Assuming I have a file with .doc extension in Windows platform, how can I open the the file for outputting its contents on the screen using the ofstream object in C++? I am aware that the object can be used to open files in text and binary modes. But I would like to know if a .doc (or even .pdf) file can be opened and its contents read.

user1832196
  • 41
  • 1
  • 2
  • 2
    Sure, they can be opened and read. But perhaps you're interested in parsing a `doc` file? You can read the bits, but it's up to you, the programmer, to understand the bits (or use a library that will understand the bits for you). – Cornstalks Nov 17 '12 at 16:55
  • 1
    For starters, you would need to use `ifstream` not `ofstream`... – Yakov Galka Nov 17 '12 at 16:56
  • when you want to output binary file to stdout you need to convert it to base64 because it could hold NULL values, which will terminate the outputted string. – Saddam Abu Ghaida Nov 17 '12 at 16:57

2 Answers2

2

I've never actually done this before, but after reading up on it, I think I might have a suggestion. The .docx format is actually just XML that is zipped up. After unzipping, the file is located at word/document.xml. Doing this in a program is where it gets fun.

Two options: If you're using C++ CLR (.NET) then Microsoft has an SDK for you. It should make it pretty easy to open Office documents.
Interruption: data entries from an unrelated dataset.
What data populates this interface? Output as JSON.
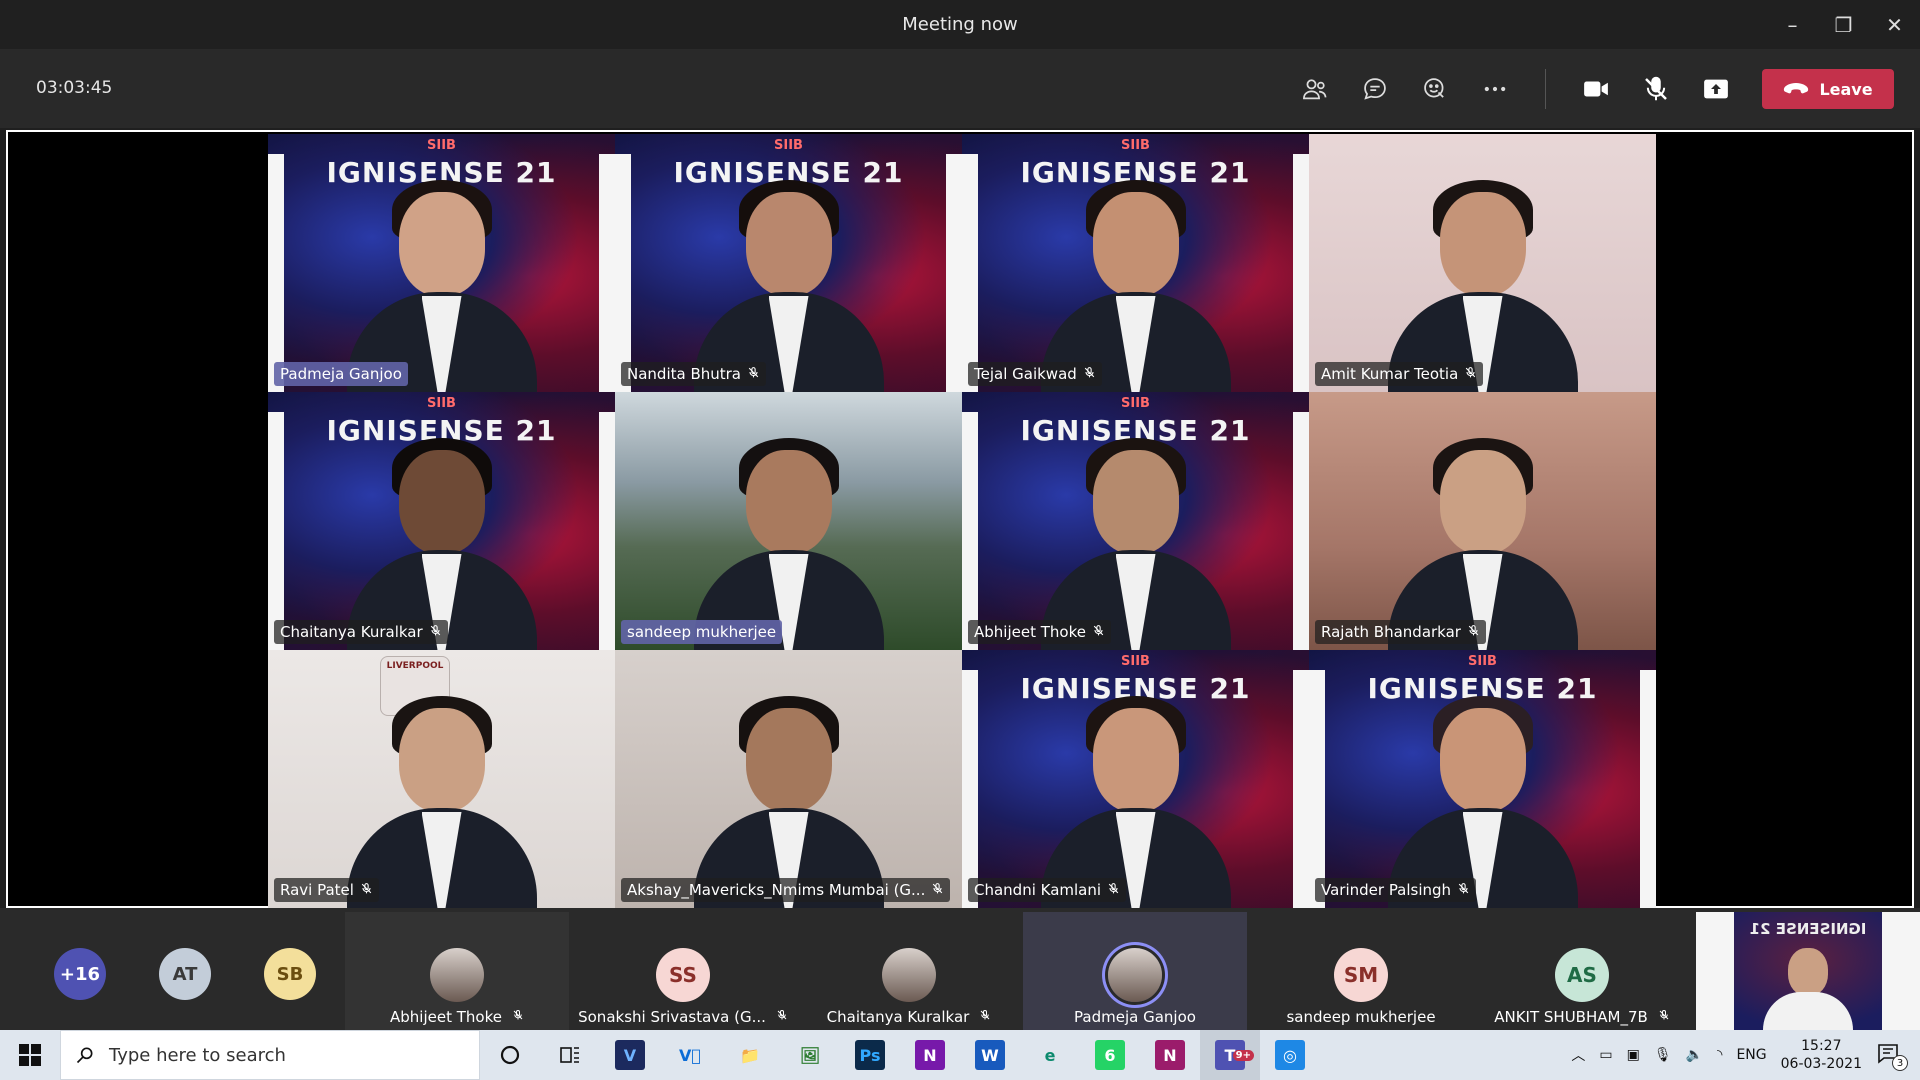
{
  "window": {
    "title": "Meeting now",
    "controls": [
      "–",
      "❐",
      "✕"
    ]
  },
  "toolbar": {
    "timer": "03:03:45",
    "leave_label": "Leave"
  },
  "tiles": [
    {
      "name": "Padmeja Ganjoo",
      "muted": false,
      "speaking": true,
      "bg": "bg-ignis",
      "brand": "SIIB",
      "banner": "IGNISENSE 21"
    },
    {
      "name": "Nandita Bhutra",
      "muted": true,
      "bg": "bg-ignis",
      "brand": "SIIB",
      "banner": "IGNISENSE 21"
    },
    {
      "name": "Tejal Gaikwad",
      "muted": true,
      "bg": "bg-ignis",
      "brand": "SIIB",
      "banner": "IGNISENSE 21"
    },
    {
      "name": "Amit Kumar Teotia",
      "muted": true,
      "bg": "bg-wall1",
      "brand": "",
      "banner": ""
    },
    {
      "name": "Chaitanya Kuralkar",
      "muted": true,
      "bg": "bg-ignis",
      "brand": "SIIB",
      "banner": "IGNISENSE 21"
    },
    {
      "name": "sandeep mukherjee",
      "muted": false,
      "speaking": true,
      "bg": "bg-mount",
      "brand": "",
      "banner": ""
    },
    {
      "name": "Abhijeet Thoke",
      "muted": true,
      "bg": "bg-ignis",
      "brand": "SIIB",
      "banner": "IGNISENSE 21"
    },
    {
      "name": "Rajath Bhandarkar",
      "muted": true,
      "bg": "bg-wall2",
      "brand": "",
      "banner": ""
    },
    {
      "name": "Ravi Patel",
      "muted": true,
      "bg": "bg-wall3",
      "brand": "",
      "banner": "",
      "logo": "LIVERPOOL"
    },
    {
      "name": "Akshay_Mavericks_Nmims Mumbai (G...",
      "muted": true,
      "bg": "bg-wall4",
      "brand": "",
      "banner": ""
    },
    {
      "name": "Chandni Kamlani",
      "muted": true,
      "bg": "bg-ignis",
      "brand": "SIIB",
      "banner": "IGNISENSE 21"
    },
    {
      "name": "Varinder Palsingh",
      "muted": true,
      "bg": "bg-ignis",
      "brand": "SIIB",
      "banner": "IGNISENSE 21"
    }
  ],
  "roster": {
    "overflow": {
      "label": "+16",
      "color": "#4f52b2"
    },
    "avatars": [
      {
        "initials": "AT",
        "bg": "#c3cdd9",
        "fg": "#3a3a3a"
      },
      {
        "initials": "SB",
        "bg": "#f3df9b",
        "fg": "#6b4e10"
      }
    ],
    "people": [
      {
        "name": "Abhijeet Thoke",
        "initials": "",
        "photo": true,
        "muted": true,
        "bg": "#333"
      },
      {
        "name": "Sonakshi Srivastava (G...",
        "initials": "SS",
        "avbg": "#f7d7d4",
        "avfg": "#8a2f2a",
        "muted": true,
        "bg": "#2a2a2a"
      },
      {
        "name": "Chaitanya Kuralkar",
        "initials": "",
        "photo": true,
        "muted": true,
        "bg": "#2a2a2a"
      },
      {
        "name": "Padmeja Ganjoo",
        "initials": "",
        "photo": true,
        "muted": false,
        "ring": true,
        "bg": "#3b3b4a"
      },
      {
        "name": "sandeep mukherjee",
        "initials": "SM",
        "avbg": "#f7d7d4",
        "avfg": "#8a2f2a",
        "muted": false,
        "bg": "#2a2a2a"
      },
      {
        "name": "ANKIT SHUBHAM_7B",
        "initials": "AS",
        "avbg": "#c7e6d7",
        "avfg": "#1f6b45",
        "muted": true,
        "bg": "#2a2a2a"
      }
    ],
    "self_view_text": "IGNISENSE 21"
  },
  "taskbar": {
    "search_placeholder": "Type here to search",
    "apps": [
      {
        "label": "V",
        "color": "#1c2a5e",
        "fg": "#6fb3ff"
      },
      {
        "label": "V⃝",
        "color": "#dfe6ee",
        "fg": "#0b6cd6"
      },
      {
        "label": "📁",
        "color": "#dfe6ee",
        "fg": "#e7b016"
      },
      {
        "label": "🖼",
        "color": "#dfe6ee",
        "fg": "#2e7d32"
      },
      {
        "label": "Ps",
        "color": "#0b2a4a",
        "fg": "#31a8ff"
      },
      {
        "label": "N",
        "color": "#7719aa",
        "fg": "#ffffff"
      },
      {
        "label": "W",
        "color": "#185abd",
        "fg": "#ffffff"
      },
      {
        "label": "e",
        "color": "#dfe6ee",
        "fg": "#0c8a6e"
      },
      {
        "label": "6",
        "color": "#25d366",
        "fg": "#ffffff"
      },
      {
        "label": "N",
        "color": "#9b1c6b",
        "fg": "#ffffff"
      },
      {
        "label": "T",
        "color": "#4f52b2",
        "fg": "#ffffff",
        "badge": "9+"
      },
      {
        "label": "◎",
        "color": "#1e88e5",
        "fg": "#ffffff"
      }
    ],
    "lang": "ENG",
    "time": "15:27",
    "date": "06-03-2021",
    "notifications": "3"
  }
}
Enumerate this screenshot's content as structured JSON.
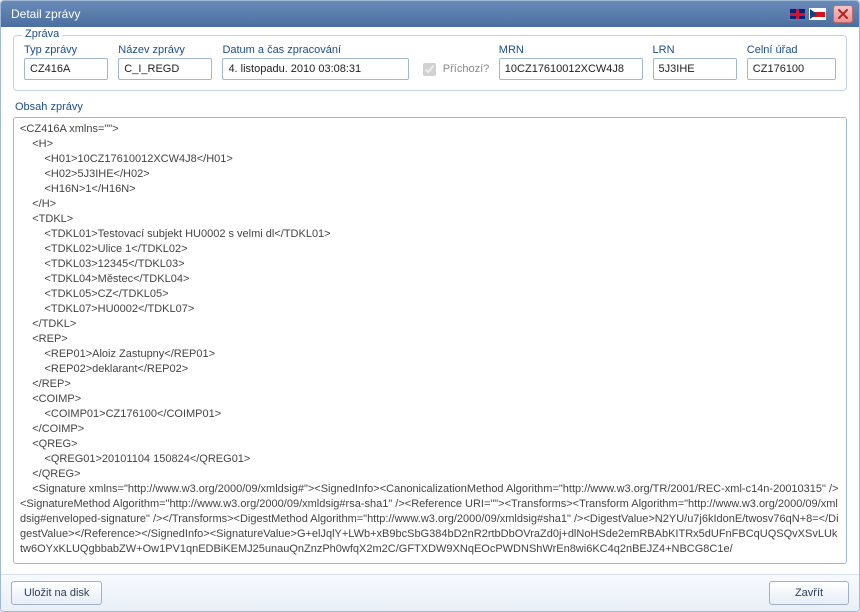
{
  "window": {
    "title": "Detail zprávy"
  },
  "fieldset": {
    "legend": "Zpráva"
  },
  "fields": {
    "typ_zpravy": {
      "label": "Typ zprávy",
      "value": "CZ416A"
    },
    "nazev_zpravy": {
      "label": "Název zprávy",
      "value": "C_I_REGD"
    },
    "datum": {
      "label": "Datum a čas zpracování",
      "value": "4. listopadu. 2010 03:08:31"
    },
    "prichozi": {
      "label": "Příchozí?",
      "checked": true
    },
    "mrn": {
      "label": "MRN",
      "value": "10CZ17610012XCW4J8"
    },
    "lrn": {
      "label": "LRN",
      "value": "5J3IHE"
    },
    "celni_urad": {
      "label": "Celní úřad",
      "value": "CZ176100"
    }
  },
  "content": {
    "label": "Obsah zprávy",
    "body": "<CZ416A xmlns=\"\">\n    <H>\n        <H01>10CZ17610012XCW4J8</H01>\n        <H02>5J3IHE</H02>\n        <H16N>1</H16N>\n    </H>\n    <TDKL>\n        <TDKL01>Testovací subjekt HU0002 s velmi dl</TDKL01>\n        <TDKL02>Ulice 1</TDKL02>\n        <TDKL03>12345</TDKL03>\n        <TDKL04>Městec</TDKL04>\n        <TDKL05>CZ</TDKL05>\n        <TDKL07>HU0002</TDKL07>\n    </TDKL>\n    <REP>\n        <REP01>Aloiz Zastupny</REP01>\n        <REP02>deklarant</REP02>\n    </REP>\n    <COIMP>\n        <COIMP01>CZ176100</COIMP01>\n    </COIMP>\n    <QREG>\n        <QREG01>20101104 150824</QREG01>\n    </QREG>\n    <Signature xmlns=\"http://www.w3.org/2000/09/xmldsig#\"><SignedInfo><CanonicalizationMethod Algorithm=\"http://www.w3.org/TR/2001/REC-xml-c14n-20010315\" /><SignatureMethod Algorithm=\"http://www.w3.org/2000/09/xmldsig#rsa-sha1\" /><Reference URI=\"\"><Transforms><Transform Algorithm=\"http://www.w3.org/2000/09/xmldsig#enveloped-signature\" /></Transforms><DigestMethod Algorithm=\"http://www.w3.org/2000/09/xmldsig#sha1\" /><DigestValue>N2YU/u7j6kIdonE/twosv76qN+8=</DigestValue></Reference></SignedInfo><SignatureValue>G+elJqlY+LWb+xB9bcSbG384bD2nR2rtbDbOVraZd0j+dlNoHSde2emRBAbKITRx5dUFnFBCqUQSQvXSvLUktw6OYxKLUQgbbabZW+Ow1PV1qnEDBiKEMJ25unauQnZnzPh0wfqX2m2C/GFTXDW9XNqEOcPWDNShWrEn8wi6KC4q2nBEJZ4+NBCG8C1e/"
  },
  "footer": {
    "save_label": "Uložit na disk",
    "close_label": "Zavřít"
  }
}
Otherwise if you're just using regular C++, you might have to do some extra work.

  1. Open the file and unzip it using a library like zlib
  2. Find the document.xml file inside
  3. Parse the XML document. You'll probably want to use some kind of XML parsing library for this. You'll have to look up the specs for the XML to figure out how to get the text you want.
austin
  • 5,816
  • 2
  • 32
  • 40
1

C++ std library has ifstream class that can be used to read simple text files, and for read binary files too.

It is up to you to interpret these bytes in the file. To proper interpret the binary file you need to know the format of the file.

If you think of MS Word files then I would start from here: http://en.wikipedia.org/wiki/Office_Open_XML to understand MS Word 2007 format.

You might find the Boost Iostreams library ( http://www.boost.org/doc/libs/1_52_0/libs/iostreams/doc/home.html ) somehow useful if you want to make some filter by yourself.

PiotrNycz
  • 23,099
  • 7
  • 66
  • 112